The field of the disclosure relates generally to components having an internal passage defined therein, and more particularly to forming internal passages that include interior passage features.
Some components require an internal passage to be defined therein, for example, in order to perform an intended function. For example, but not by way of limitation, some components, such as hot gas path components of gas turbines, are subjected to high temperatures. At least some such components have internal passages defined therein to receive a flow of a cooling fluid, such that the components are better able to withstand the high temperatures. For another example, but not by way of limitation, some components are subjected to friction at an interface with another component. At least some such components have internal passages defined therein to receive a flow of a lubricant to facilitate reducing the friction.

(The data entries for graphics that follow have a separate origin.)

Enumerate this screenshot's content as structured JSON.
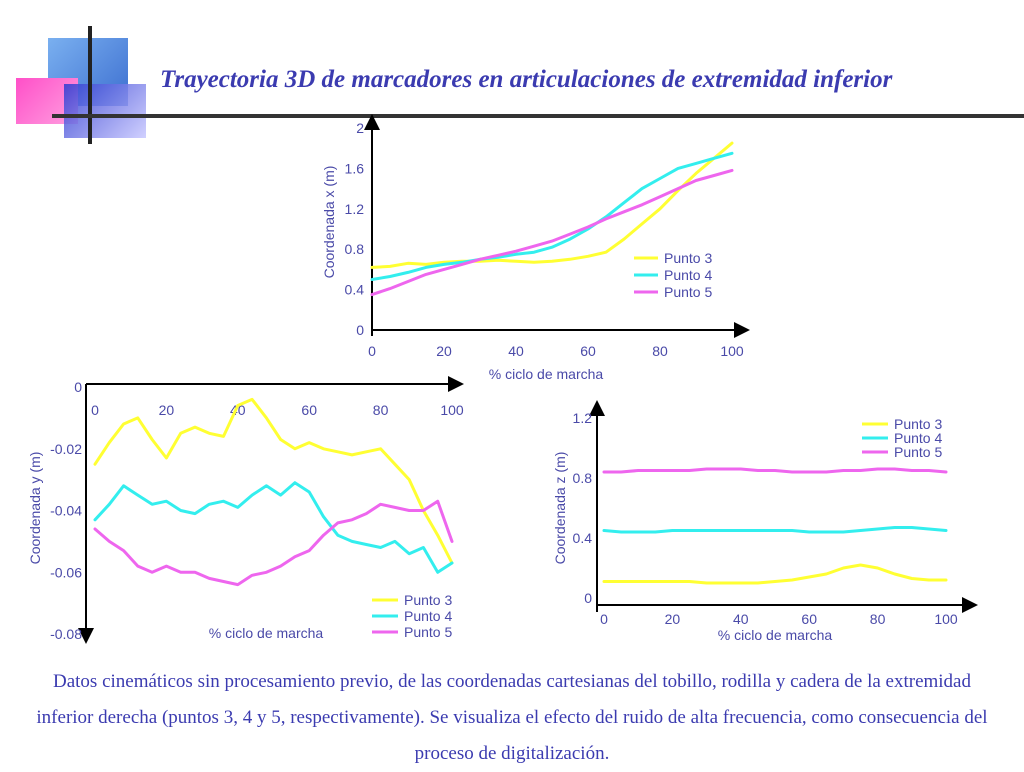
{
  "slide": {
    "title": "Trayectoria 3D de marcadores en articulaciones de extremidad inferior",
    "caption": "Datos cinemáticos sin procesamiento previo, de las coordenadas cartesianas del tobillo, rodilla y cadera de la extremidad inferior derecha (puntos 3, 4 y 5, respectivamente). Se visualiza el efecto del ruido de alta frecuencia, como consecuencia del proceso de digitalización."
  },
  "colors": {
    "series": [
      "#ffff33",
      "#33eeee",
      "#ee66ee"
    ],
    "axis": "#000000",
    "text": "#4a4aa8",
    "title": "#3b3bb0"
  },
  "chart_data": [
    {
      "id": "x",
      "type": "line",
      "title": "",
      "xlabel": "% ciclo de marcha",
      "ylabel": "Coordenada x (m)",
      "xlim": [
        0,
        100
      ],
      "ylim": [
        0,
        2
      ],
      "xticks": [
        "0",
        "20",
        "40",
        "60",
        "80",
        "100"
      ],
      "yticks": [
        "0",
        "0.4",
        "0.8",
        "1.2",
        "1.6",
        "2"
      ],
      "grid": false,
      "legend": "right",
      "series": [
        {
          "name": "Punto 3",
          "x": [
            0,
            5,
            10,
            15,
            20,
            25,
            30,
            35,
            40,
            45,
            50,
            55,
            60,
            65,
            70,
            75,
            80,
            85,
            90,
            95,
            100
          ],
          "y": [
            0.62,
            0.63,
            0.66,
            0.65,
            0.67,
            0.68,
            0.68,
            0.69,
            0.68,
            0.67,
            0.68,
            0.7,
            0.73,
            0.77,
            0.9,
            1.05,
            1.2,
            1.38,
            1.55,
            1.7,
            1.85
          ]
        },
        {
          "name": "Punto 4",
          "x": [
            0,
            5,
            10,
            15,
            20,
            25,
            30,
            35,
            40,
            45,
            50,
            55,
            60,
            65,
            70,
            75,
            80,
            85,
            90,
            95,
            100
          ],
          "y": [
            0.5,
            0.53,
            0.57,
            0.62,
            0.65,
            0.67,
            0.7,
            0.72,
            0.75,
            0.77,
            0.82,
            0.9,
            1.0,
            1.12,
            1.26,
            1.4,
            1.5,
            1.6,
            1.65,
            1.7,
            1.75
          ]
        },
        {
          "name": "Punto 5",
          "x": [
            0,
            5,
            10,
            15,
            20,
            25,
            30,
            35,
            40,
            45,
            50,
            55,
            60,
            65,
            70,
            75,
            80,
            85,
            90,
            95,
            100
          ],
          "y": [
            0.35,
            0.41,
            0.48,
            0.55,
            0.6,
            0.65,
            0.7,
            0.74,
            0.78,
            0.83,
            0.88,
            0.95,
            1.02,
            1.1,
            1.17,
            1.24,
            1.32,
            1.4,
            1.48,
            1.53,
            1.58
          ]
        }
      ]
    },
    {
      "id": "y",
      "type": "line",
      "title": "",
      "xlabel": "% ciclo de marcha",
      "ylabel": "Coordenada y (m)",
      "xlim": [
        0,
        100
      ],
      "ylim": [
        -0.08,
        0
      ],
      "xticks": [
        "0",
        "20",
        "40",
        "60",
        "80",
        "100"
      ],
      "yticks": [
        "0",
        "-0.02",
        "-0.04",
        "-0.06",
        "-0.08"
      ],
      "grid": false,
      "legend": "bottom-right",
      "series": [
        {
          "name": "Punto 3",
          "x": [
            0,
            4,
            8,
            12,
            16,
            20,
            24,
            28,
            32,
            36,
            40,
            44,
            48,
            52,
            56,
            60,
            64,
            68,
            72,
            76,
            80,
            84,
            88,
            92,
            96,
            100
          ],
          "y": [
            -0.025,
            -0.018,
            -0.012,
            -0.01,
            -0.017,
            -0.023,
            -0.015,
            -0.013,
            -0.015,
            -0.016,
            -0.006,
            -0.004,
            -0.01,
            -0.017,
            -0.02,
            -0.018,
            -0.02,
            -0.021,
            -0.022,
            -0.021,
            -0.02,
            -0.025,
            -0.03,
            -0.04,
            -0.048,
            -0.057
          ]
        },
        {
          "name": "Punto 4",
          "x": [
            0,
            4,
            8,
            12,
            16,
            20,
            24,
            28,
            32,
            36,
            40,
            44,
            48,
            52,
            56,
            60,
            64,
            68,
            72,
            76,
            80,
            84,
            88,
            92,
            96,
            100
          ],
          "y": [
            -0.043,
            -0.038,
            -0.032,
            -0.035,
            -0.038,
            -0.037,
            -0.04,
            -0.041,
            -0.038,
            -0.037,
            -0.039,
            -0.035,
            -0.032,
            -0.035,
            -0.031,
            -0.034,
            -0.042,
            -0.048,
            -0.05,
            -0.051,
            -0.052,
            -0.05,
            -0.054,
            -0.052,
            -0.06,
            -0.057
          ]
        },
        {
          "name": "Punto 5",
          "x": [
            0,
            4,
            8,
            12,
            16,
            20,
            24,
            28,
            32,
            36,
            40,
            44,
            48,
            52,
            56,
            60,
            64,
            68,
            72,
            76,
            80,
            84,
            88,
            92,
            96,
            100
          ],
          "y": [
            -0.046,
            -0.05,
            -0.053,
            -0.058,
            -0.06,
            -0.058,
            -0.06,
            -0.06,
            -0.062,
            -0.063,
            -0.064,
            -0.061,
            -0.06,
            -0.058,
            -0.055,
            -0.053,
            -0.048,
            -0.044,
            -0.043,
            -0.041,
            -0.038,
            -0.039,
            -0.04,
            -0.04,
            -0.037,
            -0.05
          ]
        }
      ]
    },
    {
      "id": "z",
      "type": "line",
      "title": "",
      "xlabel": "% ciclo de marcha",
      "ylabel": "Coordenada z (m)",
      "xlim": [
        0,
        100
      ],
      "ylim": [
        0,
        1.2
      ],
      "xticks": [
        "0",
        "20",
        "40",
        "60",
        "80",
        "100"
      ],
      "yticks": [
        "0",
        "0.4",
        "0.8",
        "1.2"
      ],
      "grid": false,
      "legend": "top-right",
      "series": [
        {
          "name": "Punto 3",
          "x": [
            0,
            5,
            10,
            15,
            20,
            25,
            30,
            35,
            40,
            45,
            50,
            55,
            60,
            65,
            70,
            75,
            80,
            85,
            90,
            95,
            100
          ],
          "y": [
            0.11,
            0.11,
            0.11,
            0.11,
            0.11,
            0.11,
            0.1,
            0.1,
            0.1,
            0.1,
            0.11,
            0.12,
            0.14,
            0.16,
            0.2,
            0.22,
            0.2,
            0.16,
            0.13,
            0.12,
            0.12
          ]
        },
        {
          "name": "Punto 4",
          "x": [
            0,
            5,
            10,
            15,
            20,
            25,
            30,
            35,
            40,
            45,
            50,
            55,
            60,
            65,
            70,
            75,
            80,
            85,
            90,
            95,
            100
          ],
          "y": [
            0.45,
            0.44,
            0.44,
            0.44,
            0.45,
            0.45,
            0.45,
            0.45,
            0.45,
            0.45,
            0.45,
            0.45,
            0.44,
            0.44,
            0.44,
            0.45,
            0.46,
            0.47,
            0.47,
            0.46,
            0.45
          ]
        },
        {
          "name": "Punto 5",
          "x": [
            0,
            5,
            10,
            15,
            20,
            25,
            30,
            35,
            40,
            45,
            50,
            55,
            60,
            65,
            70,
            75,
            80,
            85,
            90,
            95,
            100
          ],
          "y": [
            0.84,
            0.84,
            0.85,
            0.85,
            0.85,
            0.85,
            0.86,
            0.86,
            0.86,
            0.85,
            0.85,
            0.84,
            0.84,
            0.84,
            0.85,
            0.85,
            0.86,
            0.86,
            0.85,
            0.85,
            0.84
          ]
        }
      ]
    }
  ]
}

Moreover, a performance of at least some such internal passages is improved by the addition of interior passage features, that is, structural features that extend within the passage and alter fluid flow within the passage, as compared to fluid flow within an otherwise similar, but substantially smooth-walled, passage. As just one example, interior passage features that extend inward from a wall of such passages may be used to turbulate a flow of a cooling fluid flowed through the passage, such that a thermal boundary layer proximate the passage wall is disrupted and heat transfer efficiency is improved.
At least some known components having an internal passage defined therein are formed in a mold, with a core of ceramic material extending within the mold cavity at a location selected for the internal passage. After a molten metal alloy is introduced into the mold cavity around the ceramic core and cooled to form the component, the ceramic core is removed, such as by chemical leaching, to form the internal passage. One known approach to creating interior passage features is to form complementary features on a surface of the ceramic core prior to forming the component in the mold. However, at least some known ceramic cores are fragile, resulting in cores that are difficult and expensive to produce and handle without damage. In particular, the addition of complementary surface features on the core introduces stress concentrations that increase a risk of cracking of the ceramic core. Another approach is to add the interior passage features after the component is formed in the mold, for example, by using an electrochemical process to shape the passage wall. However, at least some such post-forming processes are relatively time-consuming and expensive. Moreover, with respect to both known approaches, a geometrical complexity of the interior passage features that can be formed is substantially limited.